Chagak metió a Cachorro debajo de su suk y lo acunó mientras regresaba al ulaq de su padre.
Acomodó a Cachorro en una piel de foca y limpió su cuerpo con aceite de foca. El pequeño tenía manchas de bayas en los labios y cada vez que los dedos de Chagak se acercaban a su boca, Cachorro intentaba mamar. En los cuatro meses que habían pasado desde su nacimiento se había vuelto rollizo y rozagante, pero ahora parecía más pequeño y tenía los brazos y las piernas tan delgados como al nacer.

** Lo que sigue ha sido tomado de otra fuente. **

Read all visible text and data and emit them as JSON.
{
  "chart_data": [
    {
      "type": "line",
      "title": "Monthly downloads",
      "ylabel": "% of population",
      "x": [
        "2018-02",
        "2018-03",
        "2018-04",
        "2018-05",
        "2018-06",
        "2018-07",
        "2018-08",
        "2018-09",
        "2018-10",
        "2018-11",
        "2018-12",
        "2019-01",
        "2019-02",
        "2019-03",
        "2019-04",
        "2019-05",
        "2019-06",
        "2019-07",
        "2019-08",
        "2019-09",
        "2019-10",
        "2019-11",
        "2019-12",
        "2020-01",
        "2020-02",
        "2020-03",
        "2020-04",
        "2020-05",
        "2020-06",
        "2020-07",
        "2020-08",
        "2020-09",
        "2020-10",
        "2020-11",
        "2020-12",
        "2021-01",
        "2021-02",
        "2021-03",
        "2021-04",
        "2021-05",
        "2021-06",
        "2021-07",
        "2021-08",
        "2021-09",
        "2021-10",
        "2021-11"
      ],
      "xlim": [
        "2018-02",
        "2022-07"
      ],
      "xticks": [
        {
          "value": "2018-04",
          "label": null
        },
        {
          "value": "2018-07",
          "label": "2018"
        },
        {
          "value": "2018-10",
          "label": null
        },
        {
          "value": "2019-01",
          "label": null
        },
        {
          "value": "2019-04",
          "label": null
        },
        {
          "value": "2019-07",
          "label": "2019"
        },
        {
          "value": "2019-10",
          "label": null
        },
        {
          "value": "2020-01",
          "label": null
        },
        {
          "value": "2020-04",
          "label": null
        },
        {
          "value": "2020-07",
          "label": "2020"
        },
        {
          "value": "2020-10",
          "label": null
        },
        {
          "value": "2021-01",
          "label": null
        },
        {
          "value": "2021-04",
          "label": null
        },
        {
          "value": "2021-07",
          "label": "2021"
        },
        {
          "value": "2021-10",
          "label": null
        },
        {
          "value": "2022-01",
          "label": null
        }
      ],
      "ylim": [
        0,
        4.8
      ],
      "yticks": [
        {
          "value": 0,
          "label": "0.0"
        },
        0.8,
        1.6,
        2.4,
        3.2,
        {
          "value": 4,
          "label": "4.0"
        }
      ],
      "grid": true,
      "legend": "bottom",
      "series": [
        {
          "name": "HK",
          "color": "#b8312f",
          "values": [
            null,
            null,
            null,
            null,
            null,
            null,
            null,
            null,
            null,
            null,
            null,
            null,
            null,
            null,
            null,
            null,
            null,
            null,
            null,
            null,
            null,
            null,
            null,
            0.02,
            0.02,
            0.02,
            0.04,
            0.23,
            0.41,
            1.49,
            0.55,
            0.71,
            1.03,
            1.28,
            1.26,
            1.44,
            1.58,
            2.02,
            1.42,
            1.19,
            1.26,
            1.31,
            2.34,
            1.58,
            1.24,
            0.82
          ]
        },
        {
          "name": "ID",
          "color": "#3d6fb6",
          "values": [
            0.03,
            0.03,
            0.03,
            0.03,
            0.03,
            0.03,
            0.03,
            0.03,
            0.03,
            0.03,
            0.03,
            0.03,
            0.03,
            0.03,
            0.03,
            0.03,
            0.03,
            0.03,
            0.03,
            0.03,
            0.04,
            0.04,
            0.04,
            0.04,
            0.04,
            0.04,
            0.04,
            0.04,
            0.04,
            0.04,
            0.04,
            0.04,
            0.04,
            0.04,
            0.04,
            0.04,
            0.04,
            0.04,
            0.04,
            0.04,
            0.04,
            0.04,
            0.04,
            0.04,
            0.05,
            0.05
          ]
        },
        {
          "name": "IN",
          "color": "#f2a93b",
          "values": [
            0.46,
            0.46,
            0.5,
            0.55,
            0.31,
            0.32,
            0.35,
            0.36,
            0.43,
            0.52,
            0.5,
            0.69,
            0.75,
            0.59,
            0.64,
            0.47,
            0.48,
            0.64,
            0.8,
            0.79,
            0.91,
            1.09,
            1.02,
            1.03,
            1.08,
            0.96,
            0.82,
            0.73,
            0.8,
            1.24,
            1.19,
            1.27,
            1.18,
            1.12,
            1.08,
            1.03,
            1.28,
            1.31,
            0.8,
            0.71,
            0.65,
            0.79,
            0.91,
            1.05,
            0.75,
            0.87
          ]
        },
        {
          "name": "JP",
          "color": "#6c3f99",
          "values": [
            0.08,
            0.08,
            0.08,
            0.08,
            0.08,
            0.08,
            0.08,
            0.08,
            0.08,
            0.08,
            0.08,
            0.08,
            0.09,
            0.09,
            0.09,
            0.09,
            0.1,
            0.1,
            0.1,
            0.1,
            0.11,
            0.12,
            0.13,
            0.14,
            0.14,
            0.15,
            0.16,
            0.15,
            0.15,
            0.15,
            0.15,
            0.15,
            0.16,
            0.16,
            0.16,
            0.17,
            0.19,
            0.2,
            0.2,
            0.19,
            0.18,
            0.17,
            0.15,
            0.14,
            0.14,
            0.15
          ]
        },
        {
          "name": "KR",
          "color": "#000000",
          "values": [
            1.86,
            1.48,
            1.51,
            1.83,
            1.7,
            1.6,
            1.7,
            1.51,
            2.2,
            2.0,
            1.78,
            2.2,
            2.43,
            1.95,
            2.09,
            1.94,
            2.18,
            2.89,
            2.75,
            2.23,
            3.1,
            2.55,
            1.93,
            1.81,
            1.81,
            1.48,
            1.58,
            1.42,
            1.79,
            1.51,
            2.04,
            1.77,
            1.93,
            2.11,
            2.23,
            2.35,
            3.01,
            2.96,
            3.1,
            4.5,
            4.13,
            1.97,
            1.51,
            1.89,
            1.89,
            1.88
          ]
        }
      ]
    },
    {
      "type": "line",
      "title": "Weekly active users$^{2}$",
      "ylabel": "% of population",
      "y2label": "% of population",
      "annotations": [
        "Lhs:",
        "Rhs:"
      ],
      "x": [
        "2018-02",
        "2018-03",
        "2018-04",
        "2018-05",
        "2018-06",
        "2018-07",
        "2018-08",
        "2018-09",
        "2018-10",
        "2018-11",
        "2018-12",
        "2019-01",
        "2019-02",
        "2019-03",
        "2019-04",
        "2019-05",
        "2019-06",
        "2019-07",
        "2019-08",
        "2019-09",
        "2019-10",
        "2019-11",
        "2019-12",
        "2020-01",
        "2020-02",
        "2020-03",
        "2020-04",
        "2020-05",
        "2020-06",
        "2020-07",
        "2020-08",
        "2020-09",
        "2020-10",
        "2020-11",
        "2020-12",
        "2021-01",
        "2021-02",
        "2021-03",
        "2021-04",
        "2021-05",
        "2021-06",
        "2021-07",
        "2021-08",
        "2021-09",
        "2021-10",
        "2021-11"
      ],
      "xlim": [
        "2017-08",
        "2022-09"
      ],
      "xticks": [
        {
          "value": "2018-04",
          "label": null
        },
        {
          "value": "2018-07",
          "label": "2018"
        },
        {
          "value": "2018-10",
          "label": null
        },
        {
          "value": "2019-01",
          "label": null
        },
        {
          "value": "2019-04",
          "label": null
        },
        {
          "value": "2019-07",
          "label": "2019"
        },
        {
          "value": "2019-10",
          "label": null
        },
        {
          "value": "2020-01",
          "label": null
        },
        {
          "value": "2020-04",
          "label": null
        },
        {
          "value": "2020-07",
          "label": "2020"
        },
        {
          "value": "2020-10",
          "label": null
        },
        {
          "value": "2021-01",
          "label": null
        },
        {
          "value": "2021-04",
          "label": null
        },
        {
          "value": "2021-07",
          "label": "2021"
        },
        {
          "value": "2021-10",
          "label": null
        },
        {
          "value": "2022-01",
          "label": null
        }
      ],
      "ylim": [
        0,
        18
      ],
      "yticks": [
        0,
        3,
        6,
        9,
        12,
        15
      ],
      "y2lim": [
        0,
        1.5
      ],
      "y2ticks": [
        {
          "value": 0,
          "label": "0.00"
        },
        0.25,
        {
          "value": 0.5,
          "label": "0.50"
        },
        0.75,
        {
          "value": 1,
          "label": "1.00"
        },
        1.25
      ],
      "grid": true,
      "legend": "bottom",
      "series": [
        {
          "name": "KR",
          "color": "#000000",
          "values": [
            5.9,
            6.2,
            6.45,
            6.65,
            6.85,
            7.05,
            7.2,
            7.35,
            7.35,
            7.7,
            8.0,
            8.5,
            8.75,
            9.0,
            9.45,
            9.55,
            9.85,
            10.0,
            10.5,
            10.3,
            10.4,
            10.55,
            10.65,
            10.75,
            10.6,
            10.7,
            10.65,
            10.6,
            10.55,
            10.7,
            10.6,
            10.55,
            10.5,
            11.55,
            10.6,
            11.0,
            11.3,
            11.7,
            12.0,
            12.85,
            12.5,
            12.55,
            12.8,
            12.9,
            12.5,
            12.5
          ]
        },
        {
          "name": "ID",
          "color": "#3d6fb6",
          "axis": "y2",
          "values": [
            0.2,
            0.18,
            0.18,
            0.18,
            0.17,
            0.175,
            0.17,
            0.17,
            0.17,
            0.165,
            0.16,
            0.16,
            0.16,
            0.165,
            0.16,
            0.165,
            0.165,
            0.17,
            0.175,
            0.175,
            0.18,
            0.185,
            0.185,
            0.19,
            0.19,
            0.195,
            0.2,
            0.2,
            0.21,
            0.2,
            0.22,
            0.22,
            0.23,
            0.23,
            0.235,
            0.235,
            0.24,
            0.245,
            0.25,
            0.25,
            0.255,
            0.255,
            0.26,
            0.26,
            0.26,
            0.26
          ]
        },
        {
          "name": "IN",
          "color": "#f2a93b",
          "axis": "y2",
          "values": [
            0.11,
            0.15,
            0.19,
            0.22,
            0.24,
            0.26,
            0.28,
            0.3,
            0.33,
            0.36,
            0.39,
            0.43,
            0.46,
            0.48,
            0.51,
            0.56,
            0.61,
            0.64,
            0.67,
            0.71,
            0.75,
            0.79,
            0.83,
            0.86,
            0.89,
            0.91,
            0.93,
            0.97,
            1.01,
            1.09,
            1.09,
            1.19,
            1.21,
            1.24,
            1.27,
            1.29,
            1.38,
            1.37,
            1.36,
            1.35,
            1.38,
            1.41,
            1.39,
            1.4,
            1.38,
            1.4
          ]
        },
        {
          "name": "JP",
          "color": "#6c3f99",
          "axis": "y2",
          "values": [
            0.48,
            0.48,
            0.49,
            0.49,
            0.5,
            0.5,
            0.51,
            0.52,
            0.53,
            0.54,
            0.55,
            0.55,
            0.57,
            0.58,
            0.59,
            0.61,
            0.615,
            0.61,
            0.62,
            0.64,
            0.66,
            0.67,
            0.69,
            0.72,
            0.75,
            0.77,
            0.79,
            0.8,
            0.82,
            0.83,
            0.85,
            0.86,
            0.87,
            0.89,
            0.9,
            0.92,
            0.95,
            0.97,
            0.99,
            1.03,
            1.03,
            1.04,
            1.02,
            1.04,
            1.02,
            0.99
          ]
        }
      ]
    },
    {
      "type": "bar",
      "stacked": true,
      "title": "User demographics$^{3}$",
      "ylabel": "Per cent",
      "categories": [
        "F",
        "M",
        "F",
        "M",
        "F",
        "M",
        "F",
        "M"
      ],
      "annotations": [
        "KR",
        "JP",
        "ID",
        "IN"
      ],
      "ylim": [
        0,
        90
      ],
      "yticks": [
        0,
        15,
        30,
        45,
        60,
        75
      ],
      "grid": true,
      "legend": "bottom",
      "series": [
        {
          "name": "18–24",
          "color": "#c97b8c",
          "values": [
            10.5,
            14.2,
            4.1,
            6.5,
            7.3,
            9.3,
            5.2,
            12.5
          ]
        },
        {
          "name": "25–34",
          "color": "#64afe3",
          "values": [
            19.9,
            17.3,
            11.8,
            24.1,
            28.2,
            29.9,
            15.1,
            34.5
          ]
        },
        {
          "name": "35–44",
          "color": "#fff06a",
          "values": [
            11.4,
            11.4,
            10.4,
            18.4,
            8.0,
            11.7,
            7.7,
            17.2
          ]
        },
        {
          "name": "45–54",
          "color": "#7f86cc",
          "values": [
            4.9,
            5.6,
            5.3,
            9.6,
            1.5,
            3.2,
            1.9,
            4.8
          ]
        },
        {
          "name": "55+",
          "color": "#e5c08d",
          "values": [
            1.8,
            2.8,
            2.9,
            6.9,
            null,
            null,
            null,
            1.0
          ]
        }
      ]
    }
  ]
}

Chagak envolvió la parte inferior del cuerpo del bebé en musgo y bolitas de pelos de foca y lo arrebujó con una piel de foca, con el lado peludo hacia dentro.
Mascó un trozo de carne de foca seca hasta ablandarlo, lo mezcló con agua, preparó una papilla e hizo que el niño la chupara de la punta de sus dedos. Cachorro se alimentó despacio y Chagak le ofreció a menudo sorbos de agua, pero el pequeño se atragantaba porque se la dio a beber del borde de un cuenco de concha. Al final, Cachorro pareció satisfecho y Chagak lo acostó en su cuna, la hamaca de madera que colgaba de las vigas, encima del espacio para dormir de su madre.
Mientras su hermano dormía, Chagak fue a buscar el cuerpo de Ala Negra. Como ésta no tenía ninguna herida, Chagak llegó a la conclusión de que la mujer había muerto de pena y de vieja. Arrastró el cadáver hasta el ulaq de su padre porque, pese a que estaba a una distancia mayor que el de Ala Negra, Chagak ahora la consideraba parte de su familia. Ala Negra había encontrado a Cachorro y lo había protegido de los asesinos. Era justo que tuviera su sitio junto a la familia de Chagak. Sus parientes la cuidarían del mismo modo que Ala Negra había cuidado del más pequeño.